NORFOLK, Va. — Hampton Roads health officials are eager to receive more doses of the COVID-19 vaccines, which Virginia Gov. Ralph Northam alluded to being in the works Wednesday.
Northam addressed the latest efforts to fight the COVID-19 pandemic as localities across Virginia struggle with insufficient vaccine supplies.
"Everyone is out of patience," he said. "And I understand that."
More than 500,000 vaccine doses have been administered. Northam said Virginia ranks 25th in the U.S. in vaccination rate and 11th for the number of shots given with 24,000 shots administered daily, according to state health officials.
But Northam believes more doses are on the way, citing a phone call between White House officials and other state leaders. Federal authorities plan to boost the number of vaccine doses to the state by 16 percent, according to Northam.
"That's good news, but of course, we need a lot more," said Paul Brumund, the Virginia Department of Health Chief Operating Officer for Norfolk and Virginia Beach.
Brumund estimates the increase could amount to roughly 400 more doses for Norfolk per week. However, he said it is hard to know for sure because the state has not been consistent in the number of doses provided to the city. Brumund claims the weekly vaccination supply has varied, and that has made it harder for health officials to plan for administering the vaccine to eligible people.
In Chesapeake, health district officials continue to lobby for more doses. Northam reiterated Wednesday that the state will continue to issue supply based on population. However, Chesapeake, one of the largest communities in the Commonwealth, receives only 2,800 doses of the vaccine weekly.
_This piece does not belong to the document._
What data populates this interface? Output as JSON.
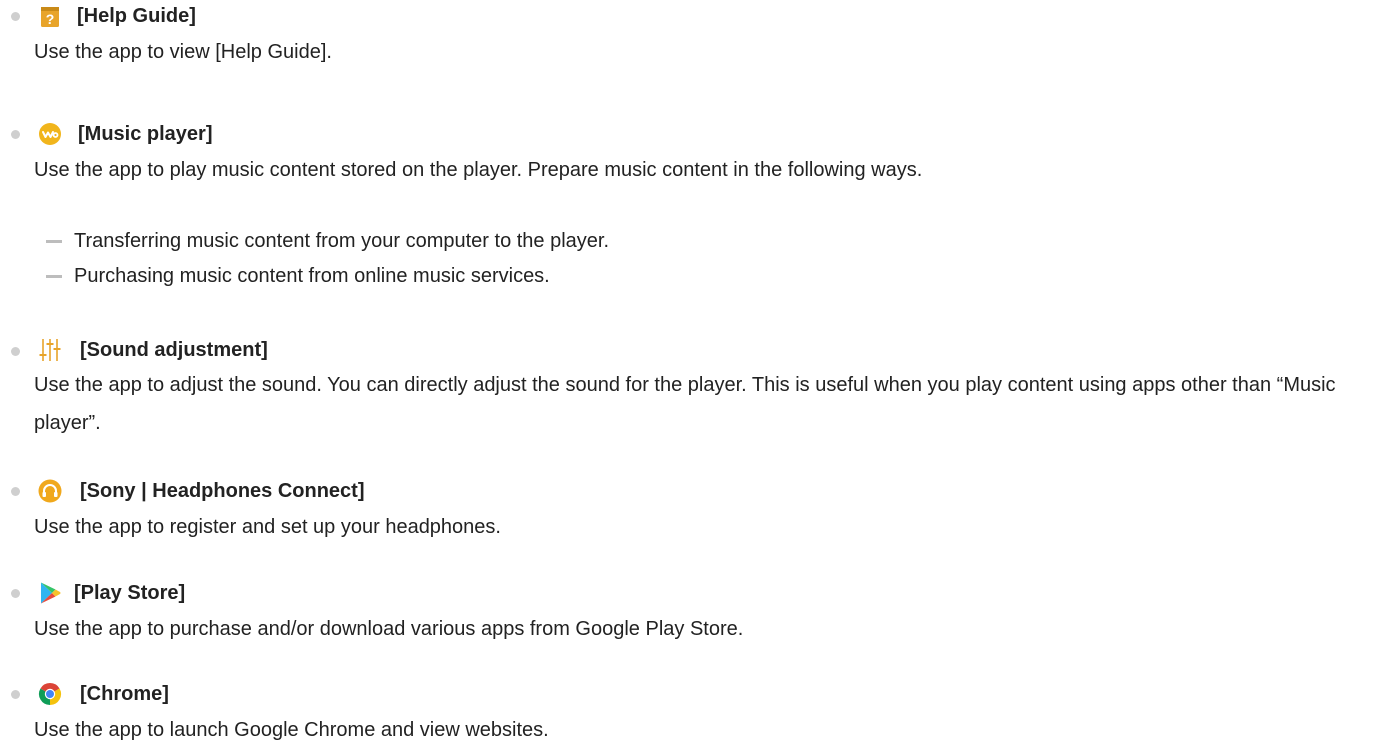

"This is the bottom line: no vaccine, no shots," said Kimi Stevens, public relations director for the Chesapeake Health Department. "The frustration has been off the chain, not only from the public but from the health departments and the city."
"What are you doing to us? Why are you cutting us short?" Stevens said. "Chesapeake is the second-largest city in the Commonwealth and it's just not right."
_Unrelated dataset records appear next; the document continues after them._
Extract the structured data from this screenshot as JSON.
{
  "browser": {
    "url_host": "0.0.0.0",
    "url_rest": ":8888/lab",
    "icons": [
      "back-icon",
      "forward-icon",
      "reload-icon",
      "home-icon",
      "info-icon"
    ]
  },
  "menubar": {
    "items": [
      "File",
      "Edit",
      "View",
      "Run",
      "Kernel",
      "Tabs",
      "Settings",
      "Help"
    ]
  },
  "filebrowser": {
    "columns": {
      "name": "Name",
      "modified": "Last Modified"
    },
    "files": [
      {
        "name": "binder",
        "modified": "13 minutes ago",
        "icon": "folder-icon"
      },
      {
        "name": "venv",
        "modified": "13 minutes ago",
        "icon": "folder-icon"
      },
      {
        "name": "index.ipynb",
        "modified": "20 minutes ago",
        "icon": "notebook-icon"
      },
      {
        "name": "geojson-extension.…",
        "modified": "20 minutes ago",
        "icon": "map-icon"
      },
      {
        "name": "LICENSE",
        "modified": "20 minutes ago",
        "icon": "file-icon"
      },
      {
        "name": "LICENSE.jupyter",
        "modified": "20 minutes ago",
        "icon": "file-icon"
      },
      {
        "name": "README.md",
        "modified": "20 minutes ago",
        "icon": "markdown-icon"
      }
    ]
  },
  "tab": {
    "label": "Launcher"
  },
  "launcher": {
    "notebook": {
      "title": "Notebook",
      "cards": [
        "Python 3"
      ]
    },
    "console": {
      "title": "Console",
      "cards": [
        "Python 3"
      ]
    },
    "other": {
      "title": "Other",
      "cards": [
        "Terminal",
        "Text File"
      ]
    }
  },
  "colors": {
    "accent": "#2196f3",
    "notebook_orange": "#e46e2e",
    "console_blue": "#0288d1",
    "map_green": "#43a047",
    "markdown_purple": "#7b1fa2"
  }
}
State leaders are working to increase the number of administered doses to 50,000 daily shots, but want to iron out issues with vaccine supply and logistics.
A new, statewide registration system will be created soon so that citizens can go straight to the Virginia Department of Health website to register for a vaccine. The state is also looking to increase transparency and get more information about vaccine distribution out to the public with a new vaccine dashboard on the VDH site. This dashboard will show how many doses that Virginia is getting as well as how many have been administered.
Northam also introduced new guidance for Phase 1b vaccinations, stating that 50% of vaccines should be given to people ages 65 and up and the other 50% should go to frontline workers and other eligible individuals.
Neither Brumund nor Stevens say this will impact the plans in place in Norfolk and Chesapeake, respectively. Both said their districts have already considered efficient ways to manage doses for both sub-groups.
However, Brumund said he is glad to hear the governor call for consistency across the state, which he says has been a source of frustration for the public.
"When one health department makes the decision to prioritize this group over another group, we get the phone call saying, 'Well this department did it this way. Why aren't you?'" said Brumund.